As a dealer in netsuke I cover a vast gamut of styles. I derive the most pleasure from buying something that I like, sometimes against market trends, and finding that someone else shares my enthusiasm; it only needs one. Inevitably from time to time I find myself handling something which I know is not my own taste, but will appeal to someone else. Frankly I find that less gratifying, but a sale is a sale and helps to keep the wolf from the door.
Some of my clients will already know my penchant for early inro, often well worn and beaten up, going against the taste of the majority of Inro collectors for the pristine, which is not really my thing. Fewer may know of my equal liking for early netsuke. I was particularly pleased by the arrival of three early Netsuke in a recent group purchase made abroad on the basis of photographs only. It is hard to put my finger on exactly what it is that appeals.

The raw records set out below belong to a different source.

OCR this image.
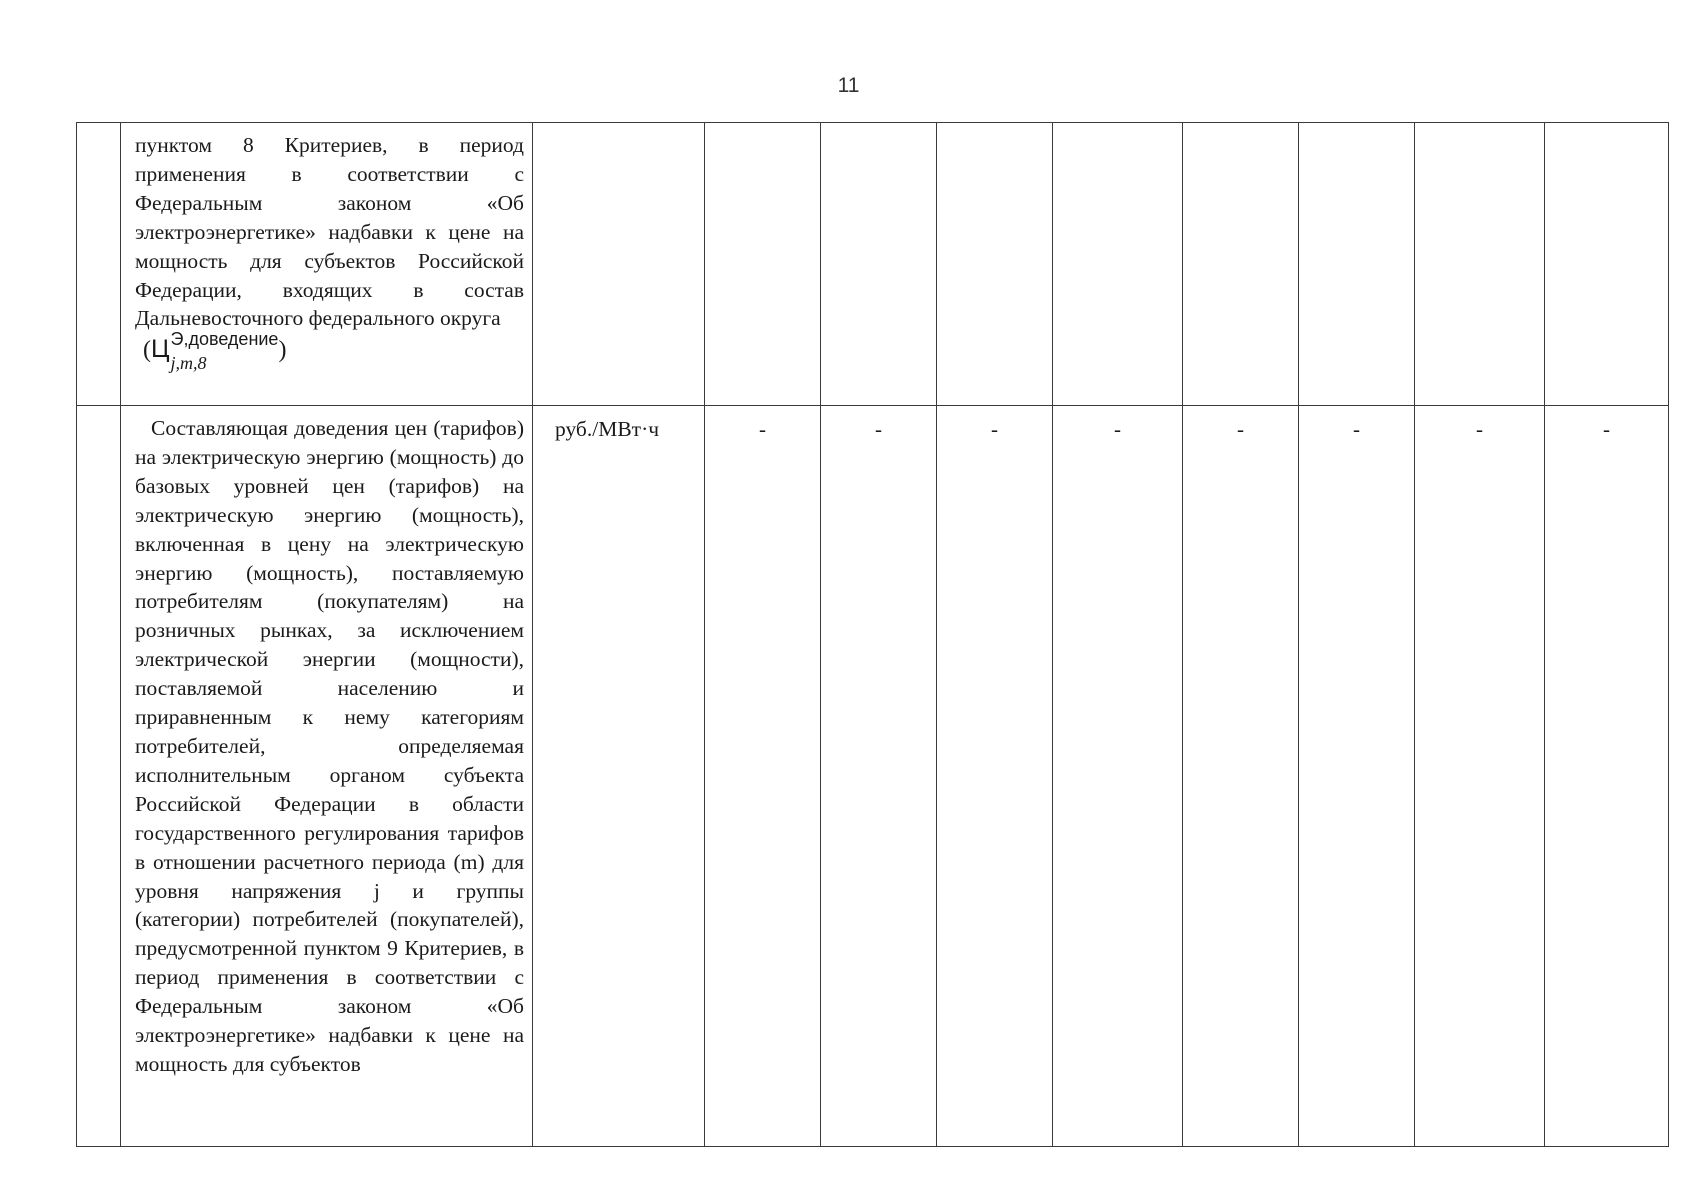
11

	пунктом 8 Критериев, в период применения в соответствии с Федеральным законом «Об электроэнергетике» надбавки к цене на мощность для субъектов Российской Федерации, входящих в состав Дальневосточного федерального округа

(Ц Э,доведение
j,m,8 )									

	Составляющая доведения цен (тарифов) на электрическую энергию (мощность) до базовых уровней цен (тарифов) на электрическую энергию (мощность), включенная в цену на электрическую энергию (мощность), поставляемую потребителям (покупателям) на розничных рынках, за исключением электрической энергии (мощности), поставляемой населению и приравненным к нему категориям потребителей, определяемая исполнительным органом субъекта Российской Федерации в области государственного регулирования тарифов в отношении расчетного периода (m) для уровня напряжения j и группы (категории) потребителей (покупателей), предусмотренной пунктом 9 Критериев, в период применения в соответствии с Федеральным законом «Об электроэнергетике» надбавки к цене на мощность для субъектов	руб./МВт·ч	-	-	-	-	-	-	-	-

There is a slightly naïve simplicity which is attractive, and perhaps the wear adds a touch of historic romance. Whatever, it is, I will not try to describe it here, but leave two of the Netsuke to speak for themselves.

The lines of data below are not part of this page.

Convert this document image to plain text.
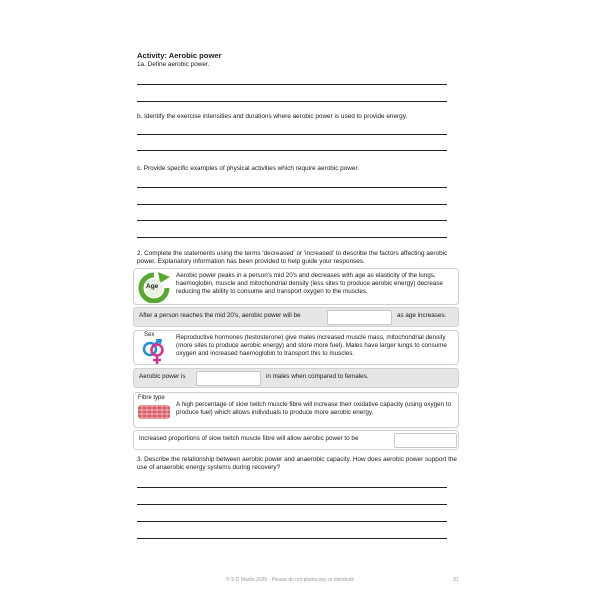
Activity: Aerobic power
1a. Define aerobic power.
b. Identify the exercise intensities and durations where aerobic power is used to provide energy.
c. Provide specific examples of physical activities which require aerobic power.
2. Complete the statements using the terms 'decreased' or 'increased' to describe the factors affecting aerobic power. Explanatory information has been provided to help guide your responses.
Age
Aerobic power peaks in a person's mid 20's and decreases with age as elasticity of the lungs, haemoglobin, muscle and mitochondrial density (less sites to produce aerobic energy) decrease reducing the ability to consume and transport oxygen to the muscles.
After a person reaches the mid 20's, aerobic power will be	as age increases.
Sex	Reproductive hormones (testosterone) give males increased muscle mass, mitochondrial density (more sites to produce aerobic energy) and store more fuel). Males have larger lungs to consume oxygen and increased haemoglobin to transport this to muscles.
Aerobic power is	in males when compared to females.
Fibre type
A high percentage of slow twitch muscle fibre will increase their oxidative capacity (using oxygen to produce fuel) which allows individuals to produce more aerobic energy.
Increased proportions of slow twitch muscle fibre will allow aerobic power to be
3. Describe the relationship between aerobic power and anaerobic capacity. How does aerobic power support the use of anaerobic energy systems during recovery?
© S D Martin 2026 - Please do not photocopy or distribute	31
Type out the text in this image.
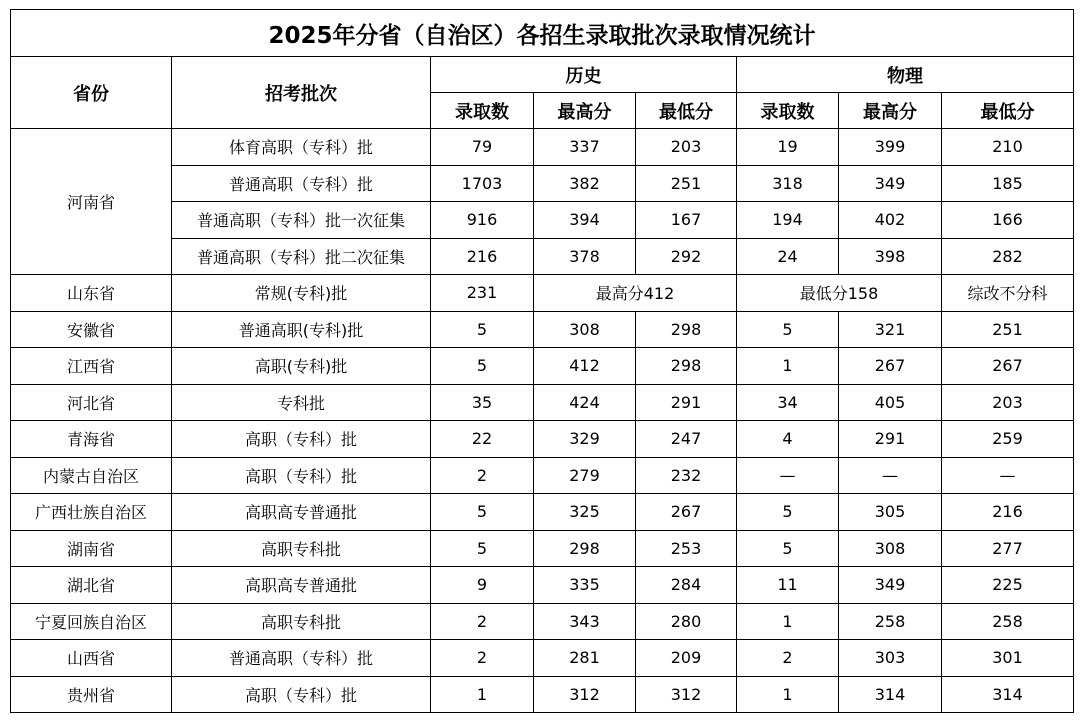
2025年分省（自治区）各招生录取批次录取情况统计							
省份	招考批次	历史			物理		
		录取数	最高分	最低分	录取数	最高分	最低分
河南省	体育高职（专科）批	79	337	203	19	399	210
	普通高职（专科）批	1703	382	251	318	349	185
	普通高职（专科）批一次征集	916	394	167	194	402	166
	普通高职（专科）批二次征集	216	378	292	24	398	282
山东省	常规(专科)批	231	最高分412		最低分158		综改不分科
安徽省	普通高职(专科)批	5	308	298	5	321	251
江西省	高职(专科)批	5	412	298	1	267	267
河北省	专科批	35	424	291	34	405	203
青海省	高职（专科）批	22	329	247	4	291	259
内蒙古自治区	高职（专科）批	2	279	232	—	—	—
广西壮族自治区	高职高专普通批	5	325	267	5	305	216
湖南省	高职专科批	5	298	253	5	308	277
湖北省	高职高专普通批	9	335	284	11	349	225
宁夏回族自治区	高职专科批	2	343	280	1	258	258
山西省	普通高职（专科）批	2	281	209	2	303	301
贵州省	高职（专科）批	1	312	312	1	314	314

The netsuke that excited me the most was the third, for reasons which had already been evident from the seller’s photographs. Late in 2010 I was fortunate to buy from a London dealer friend a very large and heavy marine ivory netsuke of a crab and turtle on a pile of shells. I was intrigued by it because only a few months previously I had bought a more modest netsuke of shells, which was clearly by the same carver, identifiable by the distinctive way in which he carved the scallop shell. Since then I have seen no end of unsigned netsuke by this same carver, always recognisable by the scallop.

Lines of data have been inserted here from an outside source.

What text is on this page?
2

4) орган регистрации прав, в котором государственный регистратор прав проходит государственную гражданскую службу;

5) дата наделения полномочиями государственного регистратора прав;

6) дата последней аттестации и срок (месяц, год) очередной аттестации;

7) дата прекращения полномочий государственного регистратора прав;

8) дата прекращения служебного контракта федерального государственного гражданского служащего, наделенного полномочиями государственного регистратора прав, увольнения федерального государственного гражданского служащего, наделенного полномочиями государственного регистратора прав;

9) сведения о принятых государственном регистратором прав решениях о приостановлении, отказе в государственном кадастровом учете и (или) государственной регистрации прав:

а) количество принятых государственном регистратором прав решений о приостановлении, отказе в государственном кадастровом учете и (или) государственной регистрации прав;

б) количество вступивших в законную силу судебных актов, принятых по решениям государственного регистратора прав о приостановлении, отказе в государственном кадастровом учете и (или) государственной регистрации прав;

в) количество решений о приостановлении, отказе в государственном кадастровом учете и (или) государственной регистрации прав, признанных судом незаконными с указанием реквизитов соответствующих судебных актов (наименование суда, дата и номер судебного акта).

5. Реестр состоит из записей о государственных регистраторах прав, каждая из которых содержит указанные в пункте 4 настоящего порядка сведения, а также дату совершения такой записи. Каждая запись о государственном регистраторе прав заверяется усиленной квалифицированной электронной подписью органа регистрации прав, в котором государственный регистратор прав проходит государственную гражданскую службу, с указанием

Now I must digress somewhat. Those who have followed netsuke for a while will be familiar with models of mermaids and mermen with rather stubby bodies and similar flat faces, regardless of gender. I think it is commonly agreed that these are by the same hand as the somewhat more elegant karyobinga with heads and faces in the same style as those of the mermaids and mermen, their bodies rather more graceful thanks to their trailing tails similar to the ho-o bird (phoenix).
What I have discovered, thanks to this very worn and battered new acquisition, is that the shells, merpeople and karyobinga are by one and the same hand, or workshop. Now all we need to work out is who that carver was.